The impact of software
Software teams have always been big believers in emulation, but until recently they have never had the internal resources to buy it. Even five years ago it was not uncommon to hear stories about software engineers using emulators in the middle of the night while the hardware engineering teams were asleep. But as software increasingly becomes integrated into hardware design, those kinds of stories are becoming far less common. The result has been speedier designs, and much better integration of the two worlds.

“Software teams had been testing the software using virtual models and platforms, usually starting the project earlier than RTL code for the whole SoC or a subsystem was available” said Zalewski. “To migrate software tests to hardware, everybody had to wait for designers to provide hardware-implementable code and then run it in emulation or prototyping. That means software and hardware teams were working separately, and SoC-level verification can happen mainly at the prototyping stage. To resolve the problem of SoC-level testing at earlier stages of the project and shorten the overall project verification times, the integration between virtual environment/models and emulators has been introduced. Since part of the SoC is available as a virtual model while the rest is RTL, the idea is to connect those two worlds and provide SoC-level verification much earlier than it was available in the past. This again enables more users and actually gives the access to the whole SoC or main subsystems.”

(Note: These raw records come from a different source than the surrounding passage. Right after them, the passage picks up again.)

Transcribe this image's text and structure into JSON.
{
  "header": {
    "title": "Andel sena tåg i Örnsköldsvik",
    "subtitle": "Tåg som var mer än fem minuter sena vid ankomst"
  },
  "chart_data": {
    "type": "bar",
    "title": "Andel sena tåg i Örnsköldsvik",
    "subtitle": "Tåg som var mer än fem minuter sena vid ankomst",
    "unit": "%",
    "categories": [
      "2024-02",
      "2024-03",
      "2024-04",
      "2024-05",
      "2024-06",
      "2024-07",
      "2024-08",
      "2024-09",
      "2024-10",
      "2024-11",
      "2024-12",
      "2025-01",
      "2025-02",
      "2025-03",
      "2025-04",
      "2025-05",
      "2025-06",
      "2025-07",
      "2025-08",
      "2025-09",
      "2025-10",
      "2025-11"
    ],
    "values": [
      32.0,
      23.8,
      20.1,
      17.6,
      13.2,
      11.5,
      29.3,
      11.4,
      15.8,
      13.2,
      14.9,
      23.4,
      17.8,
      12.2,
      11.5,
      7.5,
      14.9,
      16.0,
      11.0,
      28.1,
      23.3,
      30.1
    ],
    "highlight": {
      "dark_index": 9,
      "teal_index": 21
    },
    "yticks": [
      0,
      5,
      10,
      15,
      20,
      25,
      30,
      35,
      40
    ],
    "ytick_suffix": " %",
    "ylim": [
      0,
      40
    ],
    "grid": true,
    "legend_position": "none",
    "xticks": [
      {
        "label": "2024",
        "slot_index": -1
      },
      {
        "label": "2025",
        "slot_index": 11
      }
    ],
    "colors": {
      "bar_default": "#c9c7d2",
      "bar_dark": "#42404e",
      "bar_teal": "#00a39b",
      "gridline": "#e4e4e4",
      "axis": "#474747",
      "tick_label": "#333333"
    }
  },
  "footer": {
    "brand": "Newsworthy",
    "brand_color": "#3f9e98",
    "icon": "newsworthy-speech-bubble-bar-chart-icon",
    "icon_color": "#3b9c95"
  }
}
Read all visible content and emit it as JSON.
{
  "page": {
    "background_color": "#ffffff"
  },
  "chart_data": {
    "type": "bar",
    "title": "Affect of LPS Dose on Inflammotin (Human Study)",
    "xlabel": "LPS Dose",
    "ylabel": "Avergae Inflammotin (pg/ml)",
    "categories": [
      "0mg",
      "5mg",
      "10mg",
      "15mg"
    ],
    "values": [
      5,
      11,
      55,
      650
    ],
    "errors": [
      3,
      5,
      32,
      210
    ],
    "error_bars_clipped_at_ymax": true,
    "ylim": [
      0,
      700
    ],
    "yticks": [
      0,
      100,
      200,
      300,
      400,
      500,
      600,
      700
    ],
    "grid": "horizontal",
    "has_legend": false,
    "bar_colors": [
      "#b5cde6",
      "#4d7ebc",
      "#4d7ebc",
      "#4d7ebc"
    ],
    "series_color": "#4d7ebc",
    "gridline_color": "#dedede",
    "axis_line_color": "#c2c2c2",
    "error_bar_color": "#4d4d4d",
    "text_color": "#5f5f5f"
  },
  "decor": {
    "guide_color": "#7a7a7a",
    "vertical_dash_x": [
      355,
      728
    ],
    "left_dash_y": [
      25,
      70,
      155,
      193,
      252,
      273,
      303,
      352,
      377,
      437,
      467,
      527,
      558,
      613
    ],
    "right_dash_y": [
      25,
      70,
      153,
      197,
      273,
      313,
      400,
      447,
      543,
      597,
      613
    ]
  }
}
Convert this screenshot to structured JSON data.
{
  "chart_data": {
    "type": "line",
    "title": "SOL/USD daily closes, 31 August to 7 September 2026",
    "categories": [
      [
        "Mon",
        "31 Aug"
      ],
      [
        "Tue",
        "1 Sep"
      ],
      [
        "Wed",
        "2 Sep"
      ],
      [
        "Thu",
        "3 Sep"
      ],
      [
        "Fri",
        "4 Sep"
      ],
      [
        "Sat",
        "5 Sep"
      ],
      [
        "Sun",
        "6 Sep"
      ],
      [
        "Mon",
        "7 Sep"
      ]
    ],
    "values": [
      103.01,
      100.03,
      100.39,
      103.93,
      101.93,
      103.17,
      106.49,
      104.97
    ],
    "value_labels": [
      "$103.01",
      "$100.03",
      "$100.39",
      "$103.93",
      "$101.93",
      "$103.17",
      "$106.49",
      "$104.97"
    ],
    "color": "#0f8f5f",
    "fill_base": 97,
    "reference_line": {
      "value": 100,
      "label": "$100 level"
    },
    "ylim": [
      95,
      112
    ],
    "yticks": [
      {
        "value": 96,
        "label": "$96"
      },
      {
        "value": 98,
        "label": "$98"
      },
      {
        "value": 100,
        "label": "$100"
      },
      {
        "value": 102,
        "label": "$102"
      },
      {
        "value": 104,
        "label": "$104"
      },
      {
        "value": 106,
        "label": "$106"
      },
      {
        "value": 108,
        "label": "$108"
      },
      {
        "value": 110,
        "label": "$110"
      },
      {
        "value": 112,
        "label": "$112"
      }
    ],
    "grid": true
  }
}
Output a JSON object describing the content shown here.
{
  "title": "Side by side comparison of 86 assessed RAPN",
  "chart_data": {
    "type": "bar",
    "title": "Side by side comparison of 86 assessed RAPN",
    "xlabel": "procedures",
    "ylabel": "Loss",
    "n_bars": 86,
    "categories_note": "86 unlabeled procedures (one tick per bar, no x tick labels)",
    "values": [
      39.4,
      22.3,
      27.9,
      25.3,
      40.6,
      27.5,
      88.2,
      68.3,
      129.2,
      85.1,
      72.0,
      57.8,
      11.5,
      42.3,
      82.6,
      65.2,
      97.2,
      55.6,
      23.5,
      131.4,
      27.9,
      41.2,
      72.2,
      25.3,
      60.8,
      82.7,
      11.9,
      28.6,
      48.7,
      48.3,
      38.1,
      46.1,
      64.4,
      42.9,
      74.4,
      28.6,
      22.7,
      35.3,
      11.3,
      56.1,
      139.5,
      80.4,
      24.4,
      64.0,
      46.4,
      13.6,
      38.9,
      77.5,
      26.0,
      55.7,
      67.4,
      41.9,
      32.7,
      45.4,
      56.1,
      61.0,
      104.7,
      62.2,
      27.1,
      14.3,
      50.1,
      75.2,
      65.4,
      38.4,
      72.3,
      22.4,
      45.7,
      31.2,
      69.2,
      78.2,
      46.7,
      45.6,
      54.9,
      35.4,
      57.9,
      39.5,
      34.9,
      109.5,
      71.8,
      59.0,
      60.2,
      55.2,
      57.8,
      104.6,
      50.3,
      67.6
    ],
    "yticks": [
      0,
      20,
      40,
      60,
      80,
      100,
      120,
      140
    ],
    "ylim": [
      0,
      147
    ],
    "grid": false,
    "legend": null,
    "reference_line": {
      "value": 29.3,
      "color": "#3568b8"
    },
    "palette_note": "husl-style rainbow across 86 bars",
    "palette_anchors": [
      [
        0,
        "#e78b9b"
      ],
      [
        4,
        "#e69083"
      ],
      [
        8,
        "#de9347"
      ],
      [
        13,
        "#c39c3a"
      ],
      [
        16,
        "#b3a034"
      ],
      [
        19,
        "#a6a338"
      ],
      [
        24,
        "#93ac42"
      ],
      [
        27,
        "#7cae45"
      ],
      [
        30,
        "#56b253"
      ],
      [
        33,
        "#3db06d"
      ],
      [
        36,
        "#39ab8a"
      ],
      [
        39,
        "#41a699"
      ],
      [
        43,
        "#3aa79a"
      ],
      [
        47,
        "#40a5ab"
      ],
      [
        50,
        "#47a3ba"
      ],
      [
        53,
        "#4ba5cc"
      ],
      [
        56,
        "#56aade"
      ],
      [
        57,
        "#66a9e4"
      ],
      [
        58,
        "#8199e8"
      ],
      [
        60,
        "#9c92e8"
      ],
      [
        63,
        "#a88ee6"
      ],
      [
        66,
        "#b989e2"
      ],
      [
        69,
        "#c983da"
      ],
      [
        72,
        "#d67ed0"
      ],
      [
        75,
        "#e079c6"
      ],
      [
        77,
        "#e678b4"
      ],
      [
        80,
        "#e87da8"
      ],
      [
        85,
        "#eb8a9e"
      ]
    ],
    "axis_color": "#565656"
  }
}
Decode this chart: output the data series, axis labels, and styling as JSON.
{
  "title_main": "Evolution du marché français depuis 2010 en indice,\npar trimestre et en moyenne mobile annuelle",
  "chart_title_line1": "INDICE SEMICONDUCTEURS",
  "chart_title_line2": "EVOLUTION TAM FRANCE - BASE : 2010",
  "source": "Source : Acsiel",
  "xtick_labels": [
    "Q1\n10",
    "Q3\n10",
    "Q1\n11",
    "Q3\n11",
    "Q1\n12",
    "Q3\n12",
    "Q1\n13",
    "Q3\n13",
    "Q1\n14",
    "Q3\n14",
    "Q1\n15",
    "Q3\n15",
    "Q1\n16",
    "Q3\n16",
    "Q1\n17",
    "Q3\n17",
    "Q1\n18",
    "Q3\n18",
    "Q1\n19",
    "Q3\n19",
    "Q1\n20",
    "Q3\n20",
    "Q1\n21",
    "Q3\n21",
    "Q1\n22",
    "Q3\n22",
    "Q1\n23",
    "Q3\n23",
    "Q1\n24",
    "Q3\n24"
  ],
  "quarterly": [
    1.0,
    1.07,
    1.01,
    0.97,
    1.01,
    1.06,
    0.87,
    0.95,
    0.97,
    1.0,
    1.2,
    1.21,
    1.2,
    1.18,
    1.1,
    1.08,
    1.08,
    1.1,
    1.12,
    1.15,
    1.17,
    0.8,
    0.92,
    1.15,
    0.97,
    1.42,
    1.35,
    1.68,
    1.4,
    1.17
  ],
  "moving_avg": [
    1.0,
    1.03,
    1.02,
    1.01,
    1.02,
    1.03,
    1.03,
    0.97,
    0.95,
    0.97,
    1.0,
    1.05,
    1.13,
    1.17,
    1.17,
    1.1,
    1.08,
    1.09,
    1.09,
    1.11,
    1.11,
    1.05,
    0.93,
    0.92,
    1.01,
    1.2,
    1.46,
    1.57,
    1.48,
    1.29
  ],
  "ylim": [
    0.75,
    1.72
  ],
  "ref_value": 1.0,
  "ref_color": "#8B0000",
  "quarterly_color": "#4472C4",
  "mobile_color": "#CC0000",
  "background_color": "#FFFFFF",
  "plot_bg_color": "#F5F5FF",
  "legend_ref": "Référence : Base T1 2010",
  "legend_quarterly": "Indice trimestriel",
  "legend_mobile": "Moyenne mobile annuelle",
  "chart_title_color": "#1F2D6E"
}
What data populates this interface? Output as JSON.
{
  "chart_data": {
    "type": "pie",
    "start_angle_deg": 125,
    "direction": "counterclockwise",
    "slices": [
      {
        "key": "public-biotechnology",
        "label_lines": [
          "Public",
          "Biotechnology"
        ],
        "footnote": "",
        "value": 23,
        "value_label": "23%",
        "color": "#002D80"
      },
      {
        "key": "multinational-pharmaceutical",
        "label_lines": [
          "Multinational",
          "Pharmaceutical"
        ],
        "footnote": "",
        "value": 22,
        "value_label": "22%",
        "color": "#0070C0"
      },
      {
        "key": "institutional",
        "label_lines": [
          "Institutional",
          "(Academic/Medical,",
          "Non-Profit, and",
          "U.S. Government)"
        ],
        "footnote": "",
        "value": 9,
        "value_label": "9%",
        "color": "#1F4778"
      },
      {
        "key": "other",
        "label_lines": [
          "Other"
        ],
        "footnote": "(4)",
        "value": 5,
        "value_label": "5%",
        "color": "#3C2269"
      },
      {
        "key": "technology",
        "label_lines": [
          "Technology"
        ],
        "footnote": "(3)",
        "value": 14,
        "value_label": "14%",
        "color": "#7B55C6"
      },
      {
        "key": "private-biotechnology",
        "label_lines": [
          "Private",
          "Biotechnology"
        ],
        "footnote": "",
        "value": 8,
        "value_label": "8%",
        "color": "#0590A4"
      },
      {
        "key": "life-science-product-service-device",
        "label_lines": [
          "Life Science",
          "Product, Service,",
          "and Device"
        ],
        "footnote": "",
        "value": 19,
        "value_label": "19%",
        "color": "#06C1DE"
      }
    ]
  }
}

That hasn’t completely dampened complaints about resources, though. Cadence’s Schirrmeister said software teams will always complain about the speed of emulation, which is never fast enough for them, or FPGA prototyping, which runs faster but takes longer to bring up.

“Software is insatiable with respect to speed,” Schirrmeister said. “But what’s key here is that the software needs to be able to talk to the hardware, and at each new node emulation needs to run more and more cycles. Even for edge nodes, while they may be small, they do interact with the system around it.”

Conclusion
What’s becoming apparent with sales of emulation, FPGA prototyping, and even advanced and specialized simulation, is that no one has figured out how to leverage abstractions to the point where the same hardware will suffice. There are simply too many variables, to much change, and far too much emphasis on doing designs that are different from competitors for one size to fit all.

That puts the onus back on more horsepower, abstraction in more limited doses, and methodologies for fusing all of this together. And while it isn’t perfect, it does get the job done more quickly—and increasingly for more elements within a design, including software. Jumping back in time, these approaches may have seemed like the second-best choices. But design has always been an evolutionary process, and put in perspective these increasingly look like the best options for managing design complexity, ensuring hardware and software both work properly, and establishing a long-overdue direction for tools vendors so they can continue to refine and improve these options.